“Only 15% of teachers know what dyslexia is and what to do with it”

Gustavo Abichacra, pediatrician, in an interview about this difficulty that affects 10% of the population. 

This Friday and Saturday the International Congress on Dyslexia was held in Salta, with the aim of speaking and reporting on a difficulty that affects 10 percent of the population and occupies 85 percent of Specific Learning Difficulties (DEA). Dyslexia is the difficulty to read fluently, accurately and automatically, in a healthy child who has been properly stimulated, it is the most common. Then comes dysgraphia -difficulty writing- and then dyscalculia -difficulty doing mathematical calculations.

The pediatrician doctor Gustavo Abichacra, who was president of Disfam Argentina (association with the purpose of giving society the necessary knowledge about DEA), participated in the meeting and provided definitions about dyslexia and the need for Salta to regulate adherence to the National Law 27.306 that declares of national interest the comprehensive and interdisciplinary approach of those who file (DEA).

“It is not fair for a boy with sufficient cognitive abilities to be 'disabled' in order to have Social Work coverage and access to treatment. The law is important for teacher training that allows them to give children adequate access to knowledge”, assured the professional in an interview with El tribuno.

What are the difficulties 

should be taken into account before submitting the child to a definitive diagnosis of dyslexia?

Before the age of 7, risk diagnoses are made, the most common are detecting language difficulties and hereditary antecedents, this is essential. A father with dyslexia is 8 times more likely to have a son with dyslexia, and in siblings the probability is 40 percent, which proved that it is hereditary and that there are entire families with dyslexia. There are difficulties in recognizing letters, phonemes, low vocabulary. They are small predictors that make doctors decide that we can start working on language at 4-5 years of age in order to prevent tongue problems. Because what is needed to be able to learn to read are the processes of phonological awareness, which is the possibility of handling the sounds of speech and knowing how a word begins and ends, how it is separated into syllables or recognize the sounds of the word that it is. the basis of phonetics. That is the sine qua non condition to be able to learn to read so that when the teacher gives him the knowledge of the letter. If she doesn't have that prior knowledge of speech sounds, it's going to be very difficult for the child to learn to read.

What are the consequences of a late or missed diagnosis?
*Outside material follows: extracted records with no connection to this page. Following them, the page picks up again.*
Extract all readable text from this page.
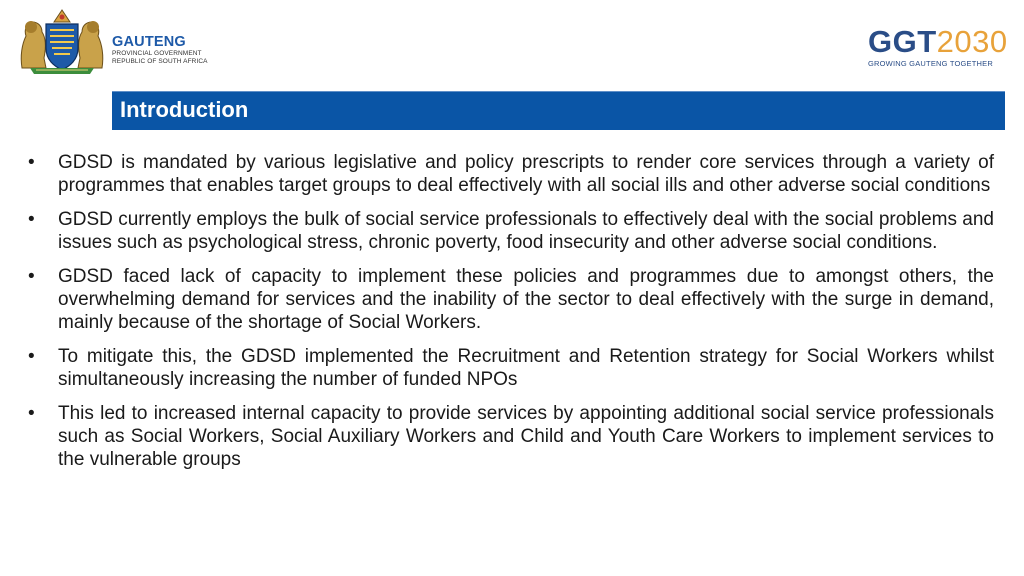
GAUTENG
PROVINCIAL GOVERNMENT
REPUBLIC OF SOUTH AFRICA
GGT2030
GROWING GAUTENG TOGETHER
Introduction
• GDSD is mandated by various legislative and policy prescripts to render core services through a variety of programmes that enables target groups to deal effectively with all social ills and other adverse social conditions
• GDSD currently employs the bulk of social service professionals to effectively deal with the social problems and issues such as psychological stress, chronic poverty, food insecurity and other adverse social conditions.
• GDSD faced lack of capacity to implement these policies and programmes due to amongst others, the overwhelming demand for services and the inability of the sector to deal effectively with the surge in demand, mainly because of the shortage of Social Workers.
• To mitigate this, the GDSD implemented the Recruitment and Retention strategy for Social Workers whilst simultaneously increasing the number of funded NPOs
• This led to increased internal capacity to provide services by appointing additional social service professionals such as Social Workers, Social Auxiliary Workers and Child and Youth Care Workers to implement services to the vulnerable groups
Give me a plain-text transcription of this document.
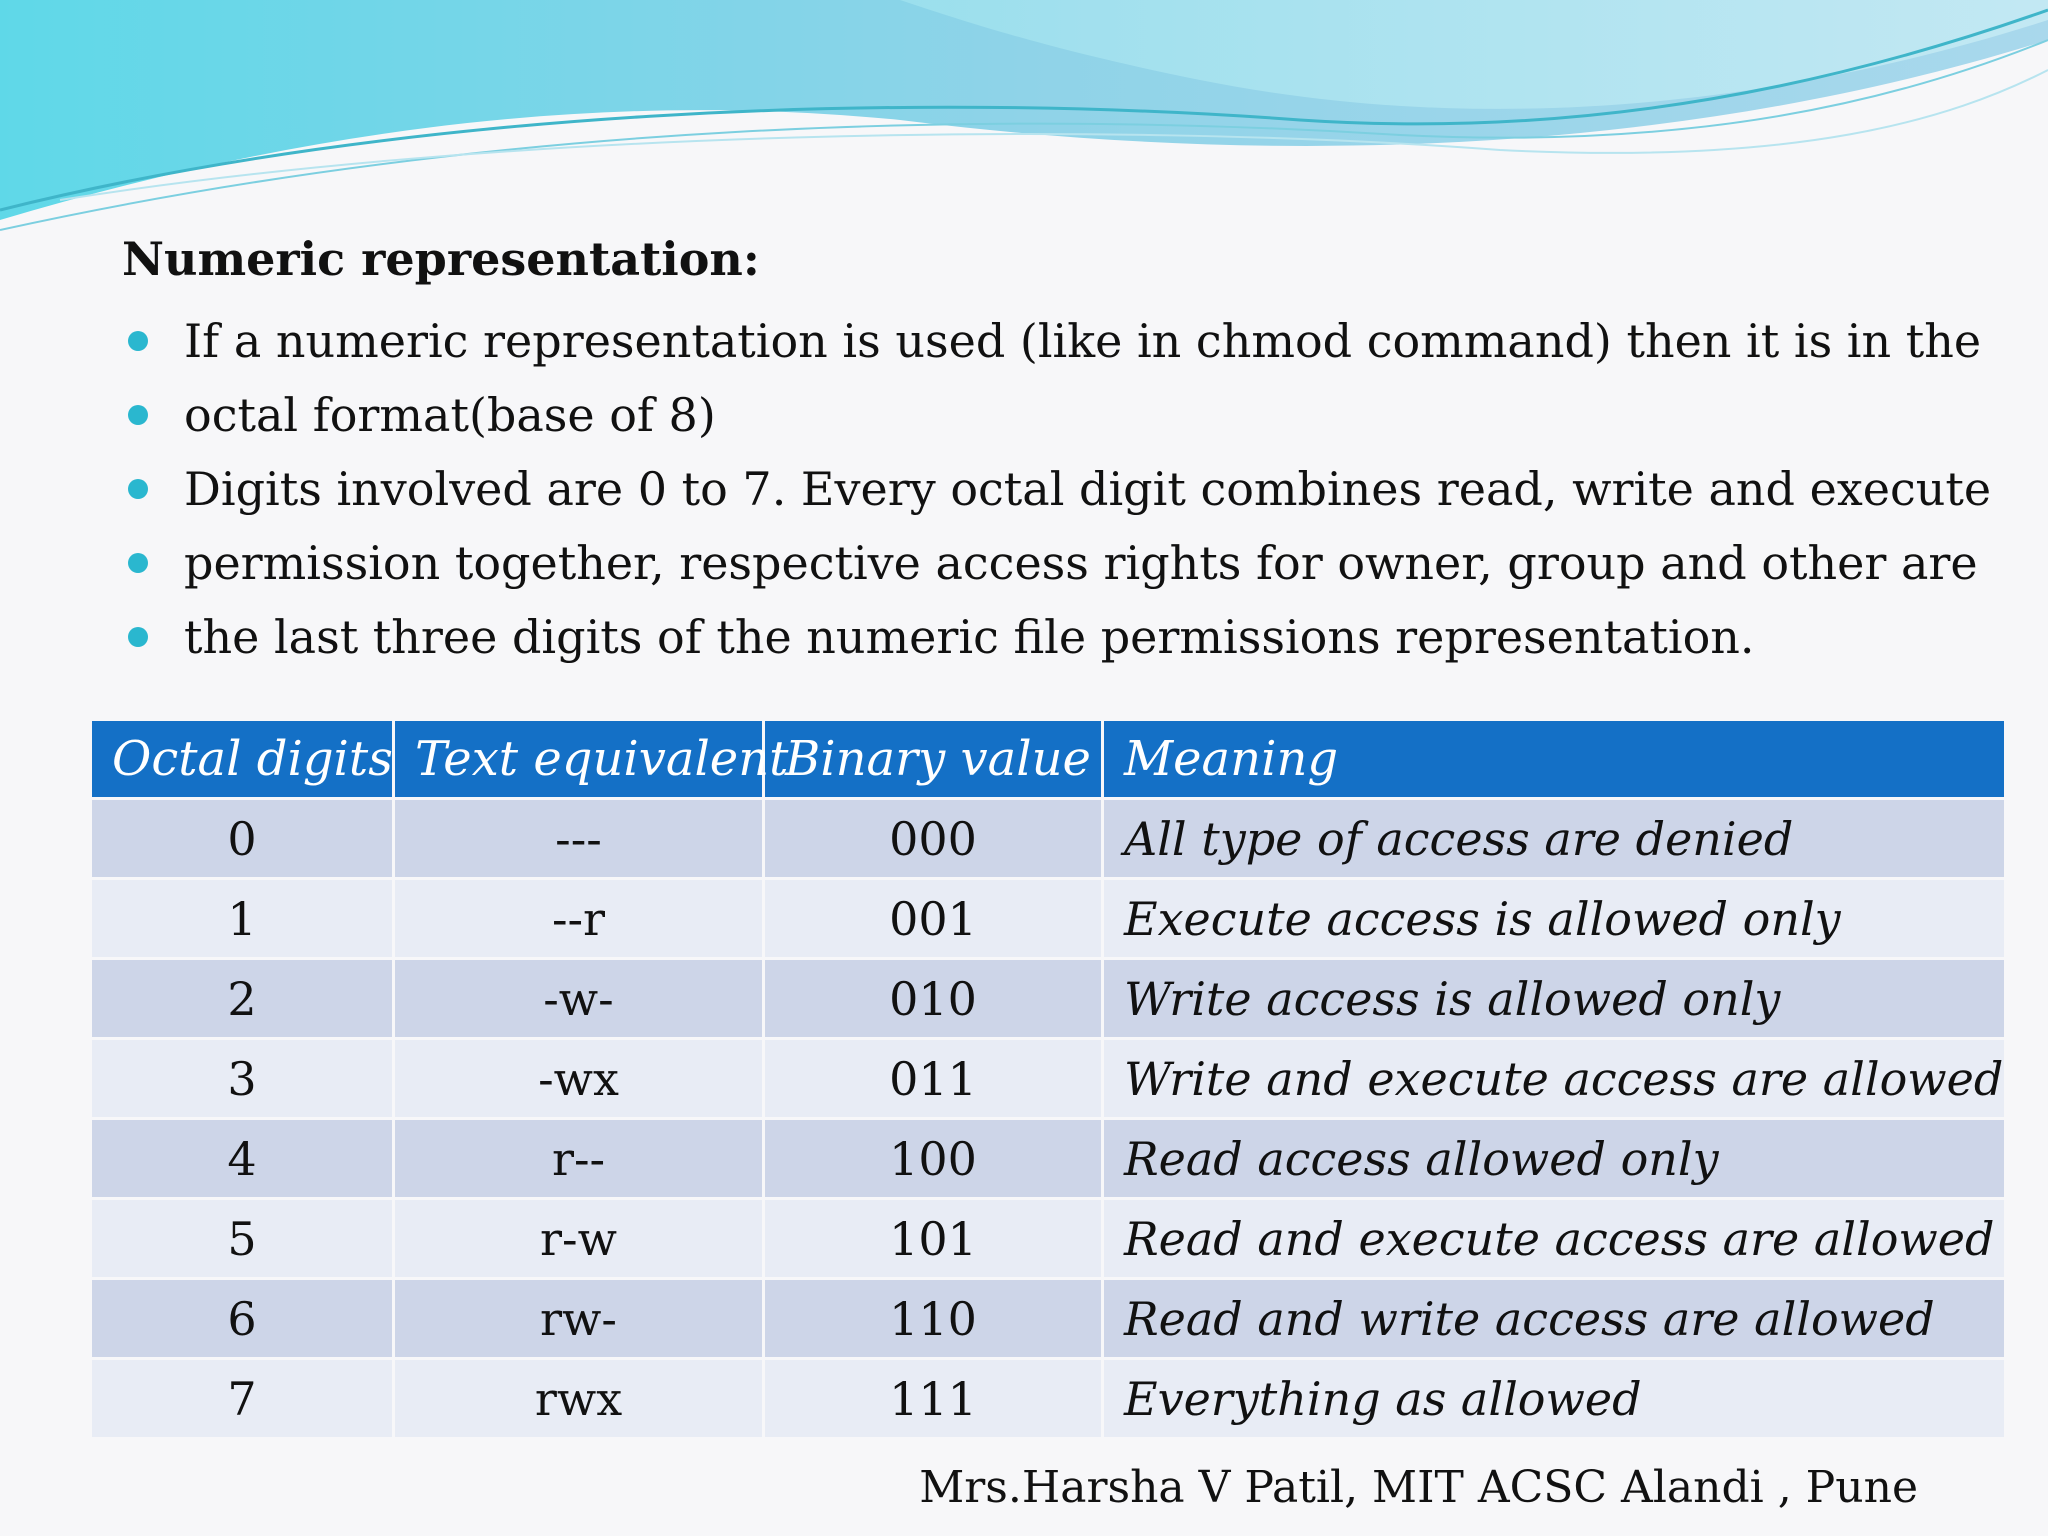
Numeric representation:
If a numeric representation is used (like in chmod command) then it is in the
octal format(base of 8)
Digits involved are 0 to 7. Every octal digit combines read, write and execute
permission together, respective access rights for owner, group and other are
the last three digits of the numeric file permissions representation.
Octal digits	Text equivalent	Binary value	Meaning
0	---	000	All type of access are denied
1	--r	001	Execute access is allowed only
2	-w-	010	Write access is allowed only
3	-wx	011	Write and execute access are allowed
4	r--	100	Read access allowed only
5	r-w	101	Read and execute access are allowed
6	rw-	110	Read and write access are allowed
7	rwx	111	Everything as allowed
Mrs.Harsha V Patil, MIT ACSC Alandi , Pune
Emotional damage occurs in an intelligent person and they are faced with something they cannot do. Knowledge is acquired through reading and writing, that is to say that if the boy is told, "you are intelligent but lazy because you don't want to do this" or what is worse, they are made to believe that they are fools, the effort it's huge as they spend five times more brain power and three times more time to do reading and writing work. This leads them to get frustrated and lower their arms because no matter what they do, the results are always the same. This is denting the personality of the boy, lowering his self-esteem that more than 50% has it on the floor, with which the boy stops trying and depression and stress can come, which is a coexistence of dyslexia. The boy is afraid to go to school, because they are terrified that the teacher, out of ignorance and not out of malice, exposes them to reading in public. Self-esteem is everything, it is being able to come to the conclusion that I am good at such things and not for this and destigmatizing the term dyslexia, because if it is hidden, the boy, like any older person, believes that what he has is serious. You have to take into account the cognitive and the emotional to approach a boy with the right climate. Because the consequences produce a cognitive block that can result in an anxiety disorder.

Is there a lack of training for teachers on the subject, taking into account that they play a fundamental role in detecting the first signs of dyslexia?

There is a study by the University of Gualeguaychú which shows that only 15 percent of teachers know what dyslexia is and what to do with it. Of course, the teacher has a fundamental role in early detection, they do not have to make a diagnosis, what they have to do are the risk factors and not wait and see, because there is nothing worse than a person with a language difficulty to wait since they are being made to lose the opportunity to achieve that necessary skill to be able to learn to read properly. It is not a maturing issue, if we wait for it, it is most likely that it will be a lifetime issue for acting late. In addition, the brain has to unlearn what has been poorly learned, it will have emotional consequences that will prevent the boy from putting in enough desire to want to modify what came from his base, genetically.